God forbid we voted in some new people who actually represented the majority of the publics interests.
This is ridiculous.
“I don’t see where the federal government manages absolutely anything very well,” Tarver said. “Everything they touch turns into a problem for the state of Wyoming.” Seriously dude, want to cite some examples that back up that statement, or are you just blowing smoke? I got news for you, Mr. Tarver , if I or any other private landowner wants to sell or exchange private property with the federal government or anyone else for that matter, that is none of your business. Period!
As for Representative Banks, your total lack of fore sight and that of the other co-sponsors and Degenfelder is mind boggling. Let’s cut off our nose to spite our face. Furthermore, since when did the sale of the Kelly parcel become divisive, seems to me there was overwhelming public support for this transaction.
Land sales/swaps have always been, and should continue to be considered on a case by case basis. Having a blanket policy restricts transactions that actually can be beneficial, such as the Marton Ranch sale.

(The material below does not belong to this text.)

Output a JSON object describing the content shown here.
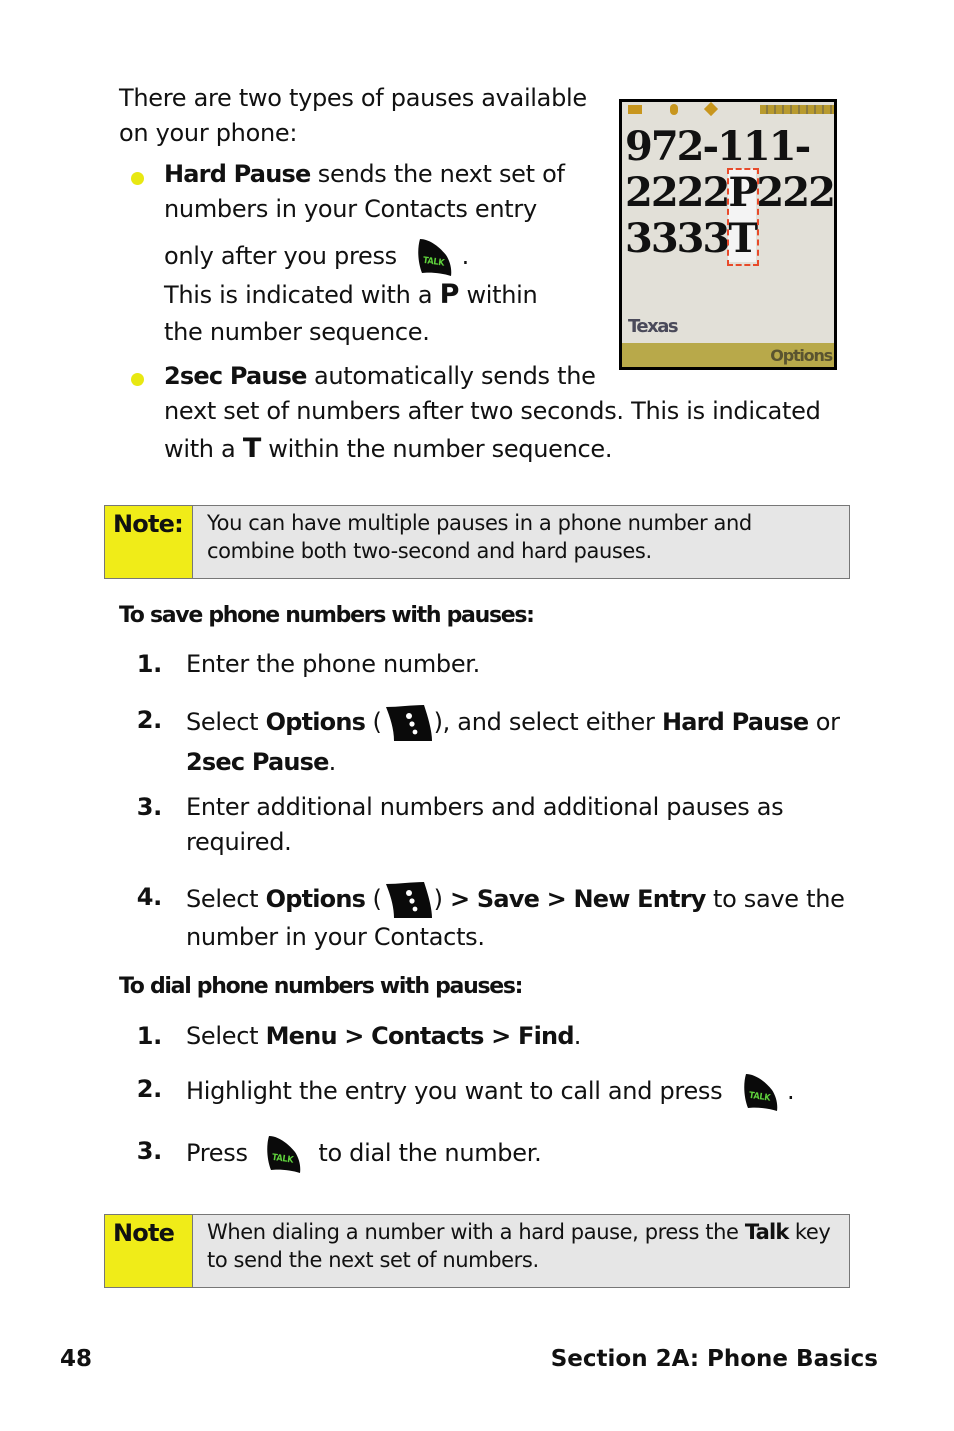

The result of all this performance theatre is that possibly *NO* land exchanges / transactions will get done in the future involving public land agencies (including State Lands, IMO) and both private property rights, taxpayers and legitimate interests of the recreating public (which includes US citizens from other states, and foreign tourists with the “…right papers…”; the kind that pay a lot of sales & lodging taxes on their visits to Wyoming) will suffer because of it.

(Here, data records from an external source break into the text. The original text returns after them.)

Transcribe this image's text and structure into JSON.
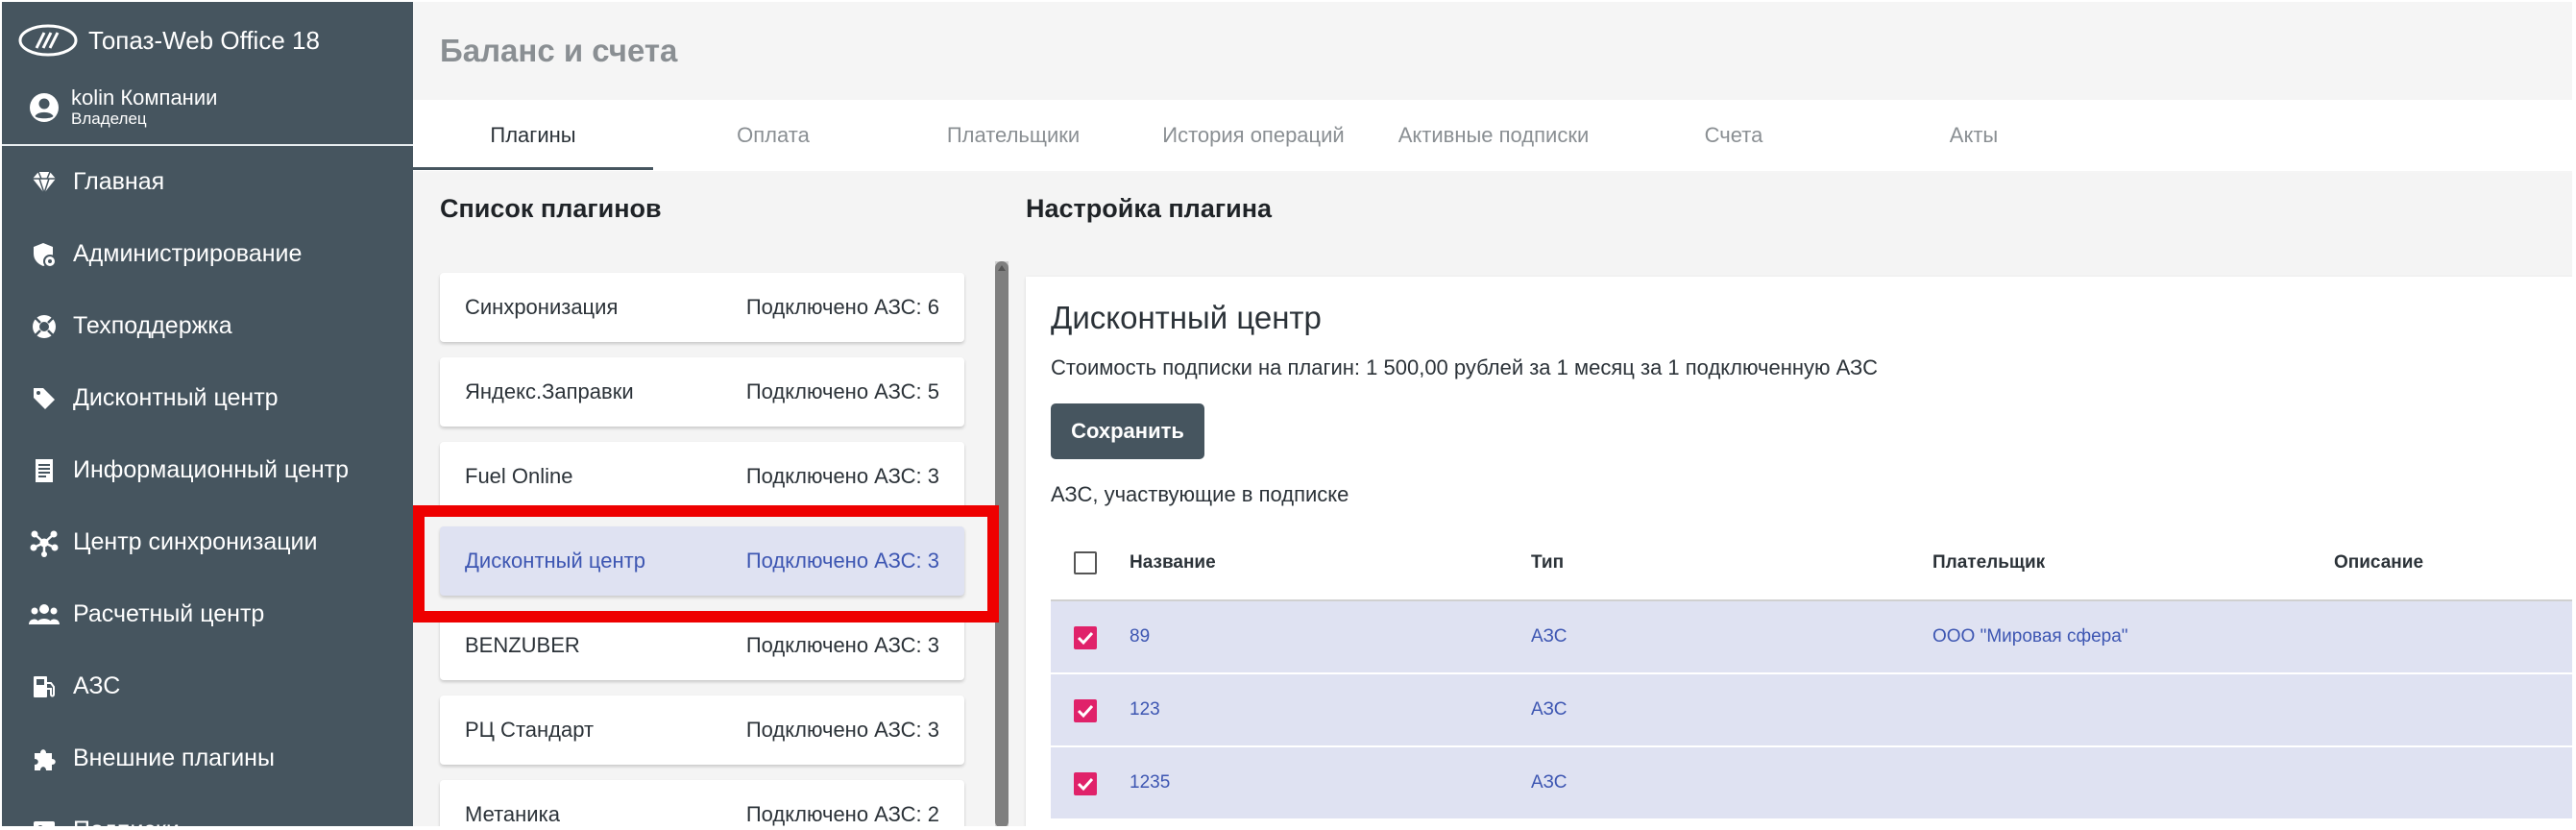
{
  "app": {
    "name": "Топаз-Web Office 18",
    "user_name": "kolin Компании",
    "user_role": "Владелец"
  },
  "sidebar": {
    "items": [
      {
        "label": "Главная",
        "icon": "diamond-icon"
      },
      {
        "label": "Администрирование",
        "icon": "admin-shield-icon"
      },
      {
        "label": "Техподдержка",
        "icon": "lifebuoy-icon"
      },
      {
        "label": "Дисконтный центр",
        "icon": "tag-icon"
      },
      {
        "label": "Информационный центр",
        "icon": "document-icon"
      },
      {
        "label": "Центр синхронизации",
        "icon": "network-icon"
      },
      {
        "label": "Расчетный центр",
        "icon": "people-icon"
      },
      {
        "label": "АЗС",
        "icon": "fuel-pump-icon"
      },
      {
        "label": "Внешние плагины",
        "icon": "puzzle-icon"
      },
      {
        "label": "Подписки",
        "icon": "subscriptions-icon"
      }
    ]
  },
  "page": {
    "title": "Баланс и счета"
  },
  "tabs": [
    {
      "label": "Плагины",
      "active": true
    },
    {
      "label": "Оплата",
      "active": false
    },
    {
      "label": "Плательщики",
      "active": false
    },
    {
      "label": "История операций",
      "active": false
    },
    {
      "label": "Активные подписки",
      "active": false
    },
    {
      "label": "Счета",
      "active": false
    },
    {
      "label": "Акты",
      "active": false
    }
  ],
  "plugins_list": {
    "title": "Список плагинов",
    "items": [
      {
        "name": "Синхронизация",
        "count": "Подключено АЗС: 6",
        "selected": false
      },
      {
        "name": "Яндекс.Заправки",
        "count": "Подключено АЗС: 5",
        "selected": false
      },
      {
        "name": "Fuel Online",
        "count": "Подключено АЗС: 3",
        "selected": false
      },
      {
        "name": "Дисконтный центр",
        "count": "Подключено АЗС: 3",
        "selected": true
      },
      {
        "name": "BENZUBER",
        "count": "Подключено АЗС: 3",
        "selected": false
      },
      {
        "name": "РЦ Стандарт",
        "count": "Подключено АЗС: 3",
        "selected": false
      },
      {
        "name": "Метаника",
        "count": "Подключено АЗС: 2",
        "selected": false
      }
    ]
  },
  "settings": {
    "title": "Настройка плагина",
    "plugin_name": "Дисконтный центр",
    "price_text": "Стоимость подписки на плагин: 1 500,00 рублей за 1 месяц за 1 подключенную АЗС",
    "save_label": "Сохранить",
    "azs_caption": "АЗС, участвующие в подписке",
    "table": {
      "columns": [
        "Название",
        "Тип",
        "Плательщик",
        "Описание"
      ],
      "rows": [
        {
          "name": "89",
          "type": "АЗС",
          "payer": "ООО \"Мировая сфера\"",
          "description": "",
          "checked": true
        },
        {
          "name": "123",
          "type": "АЗС",
          "payer": "",
          "description": "",
          "checked": true
        },
        {
          "name": "1235",
          "type": "АЗС",
          "payer": "",
          "description": "",
          "checked": true
        }
      ]
    }
  },
  "colors": {
    "sidebar_bg": "#46555f",
    "accent_blue": "#3d56b2",
    "selected_bg": "#dfe2f2",
    "checkbox_pink": "#e0226a",
    "highlight_red": "#ee0000"
  }
}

Land exchanges will simply become too politically charged…anyone with a functioning brain will quickly realize it’s a pointless exercise in futility.

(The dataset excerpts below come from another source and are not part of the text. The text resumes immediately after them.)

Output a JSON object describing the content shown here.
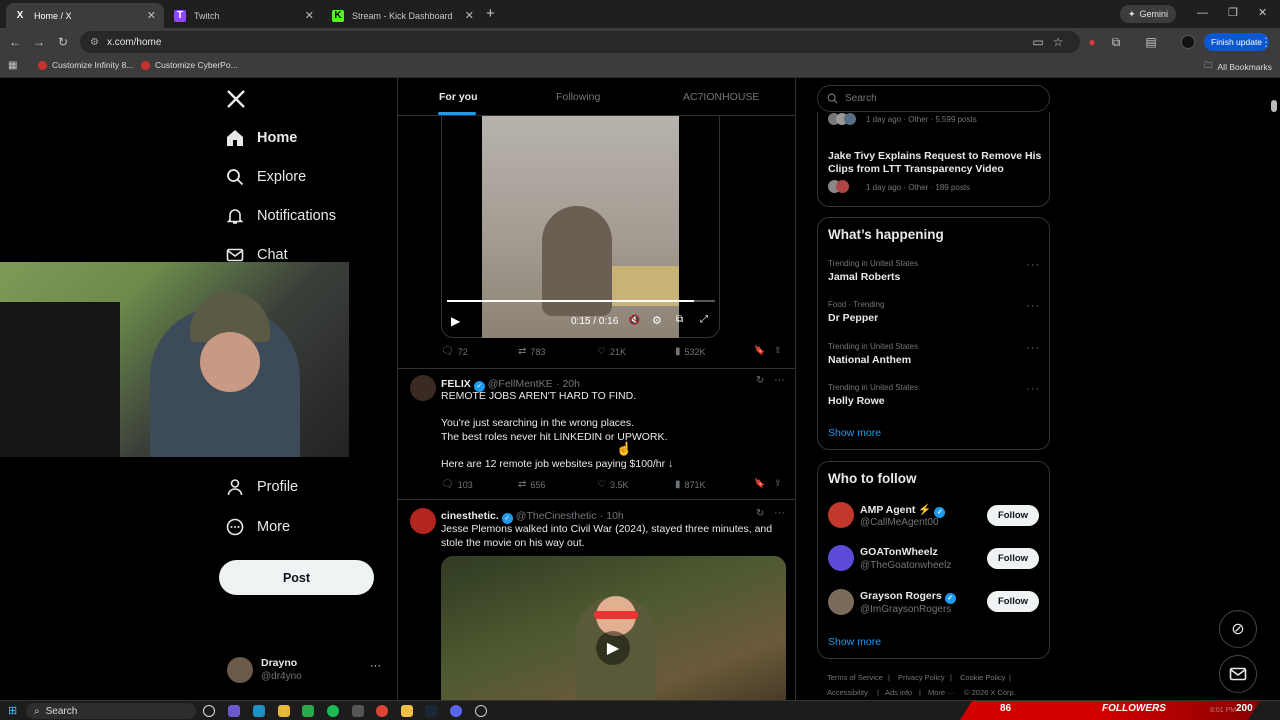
{
  "browser": {
    "tabs": [
      {
        "icon": "X",
        "title": "Home / X"
      },
      {
        "icon": "T",
        "title": "Twitch"
      },
      {
        "icon": "K",
        "title": "Stream - Kick Dashboard"
      }
    ],
    "new_tab": "+",
    "gemini_label": "Gemini",
    "url": "x.com/home",
    "finish_update": "Finish update",
    "bookmarks": [
      "Customize Infinity 8...",
      "Customize CyberPo..."
    ],
    "all_bookmarks": "All Bookmarks"
  },
  "nav": {
    "logo": "X",
    "items": [
      {
        "label": "Home",
        "icon": "home-icon"
      },
      {
        "label": "Explore",
        "icon": "search-icon"
      },
      {
        "label": "Notifications",
        "icon": "bell-icon"
      },
      {
        "label": "Chat",
        "icon": "mail-icon"
      },
      {
        "label": "Profile",
        "icon": "person-icon"
      },
      {
        "label": "More",
        "icon": "more-circle-icon"
      }
    ],
    "post_label": "Post",
    "account": {
      "name": "Drayno",
      "handle": "@dr4yno"
    }
  },
  "feed": {
    "tabs": [
      "For you",
      "Following",
      "AC7IONHOUSE"
    ],
    "video": {
      "time": "0:15 / 0:16",
      "progress": 0.92
    },
    "post1_stats": {
      "replies": "72",
      "reposts": "783",
      "likes": "21K",
      "views": "532K"
    },
    "post2": {
      "name": "FELIX",
      "handle": "@FellMentKE",
      "time": "· 20h",
      "lines": [
        "REMOTE JOBS AREN'T HARD TO FIND.",
        "",
        "You're just searching in the wrong places.",
        "The best roles never hit LINKEDIN or UPWORK.",
        "",
        "Here are 12 remote job websites paying $100/hr ↓"
      ],
      "stats": {
        "replies": "103",
        "reposts": "656",
        "likes": "3.5K",
        "views": "871K"
      }
    },
    "post3": {
      "name": "cinesthetic.",
      "handle": "@TheCinesthetic",
      "time": "· 10h",
      "lines": [
        "Jesse Plemons walked into Civil War (2024), stayed three minutes, and",
        "stole the movie on his way out."
      ]
    }
  },
  "right": {
    "search_placeholder": "Search",
    "news_top_meta": "1 day ago · Other · 5,599 posts",
    "news_title": [
      "Jake Tivy Explains Request to Remove His",
      "Clips from LTT Transparency Video"
    ],
    "news_meta": "1 day ago · Other · 189 posts",
    "happening_title": "What’s happening",
    "trends": [
      {
        "meta": "Trending in United States",
        "title": "Jamal Roberts"
      },
      {
        "meta": "Food · Trending",
        "title": "Dr Pepper"
      },
      {
        "meta": "Trending in United States",
        "title": "National Anthem"
      },
      {
        "meta": "Trending in United States",
        "title": "Holly Rowe"
      }
    ],
    "show_more": "Show more",
    "who_title": "Who to follow",
    "follows": [
      {
        "name": "AMP Agent ⚡",
        "handle": "@CallMeAgent00",
        "button": "Follow"
      },
      {
        "name": "GOATonWheelz",
        "handle": "@TheGoatonwheelz",
        "button": "Follow"
      },
      {
        "name": "Grayson Rogers",
        "handle": "@ImGraysonRogers",
        "button": "Follow"
      }
    ],
    "footer": [
      "Terms of Service",
      "|",
      "Privacy Policy",
      "|",
      "Cookie Policy",
      "|"
    ],
    "footer2": [
      "Accessibility",
      "|",
      "Ads info",
      "|",
      "More ···",
      "© 2026 X Corp."
    ]
  },
  "overlay": {
    "followers_count": "86",
    "followers_label": "FOLLOWERS",
    "goal": "200"
  },
  "taskbar": {
    "search": "Search",
    "time": "8:01 PM"
  },
  "colors": {
    "accent": "#1d9bf0",
    "chrome_bg": "#3c3c3c",
    "finish_update": "#0b57d0"
  }
}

SMH…some common sense to go around, please
Parcels like the Kelly land deal are very beneficial to Wyoming. This kid looks like another one to vote out of office. I hope you Wyoming voters are paying attention to the party that supports federal land-your playground.
I used to strongly support no net gain of federal land in Wyoming but that all changed over the Kelly fiasco, the Marston Ranch purchase and the development on State of Wyoming land near Jackson. Seems the federal land managers are capable of making better decisions about land use than our current State of Wyoming team. In addition, land swaps can produce remarkable results by blocking up private, state and federal land holdings thus minimizing our problem with fragmented land ownership.
I’d like to hear some feedback from the users of the public lands with respect to the Marston Ranch purchase by the BLM. The public was loudly demanding more access to land locked federal land and the Marston ranch purchase opened up almost 36,000 acres of federal land to the public whilst the Marstons still retained the grazing rights. How many of you were able to access 8.2 miles of Platte River frontage on the east bank of the Platte. On the other hand, have the various County Commissioners and the State of Wyoming used their regulatory powers to improve access to federal lands that are land locked – seldomly if it all.
And, the public strongly supported conserving sizeable blocks of federal land in the Rock Springs RMP – but, our state government was only interested in exploitation of the federal lands – grazing excluded since those grazing rights are well over 140 years old. We need a more mature attitude out of Cheyenne about the use of state and federal lands in Wyoming – and an administration that listens to the public.
Simple answer to stop the destruction of our public lands. Quit trying to ranch on public lands. Our wild animals and our wild horses are being abused because all of you are trying to make the Western ranges what they were never meant to be. Greed IS destroying the Western states ecological systems. Greed of land grabbing, money grabbers are destroying our land. Humans destroy the land wherever they go and soon it will be unrecognizable.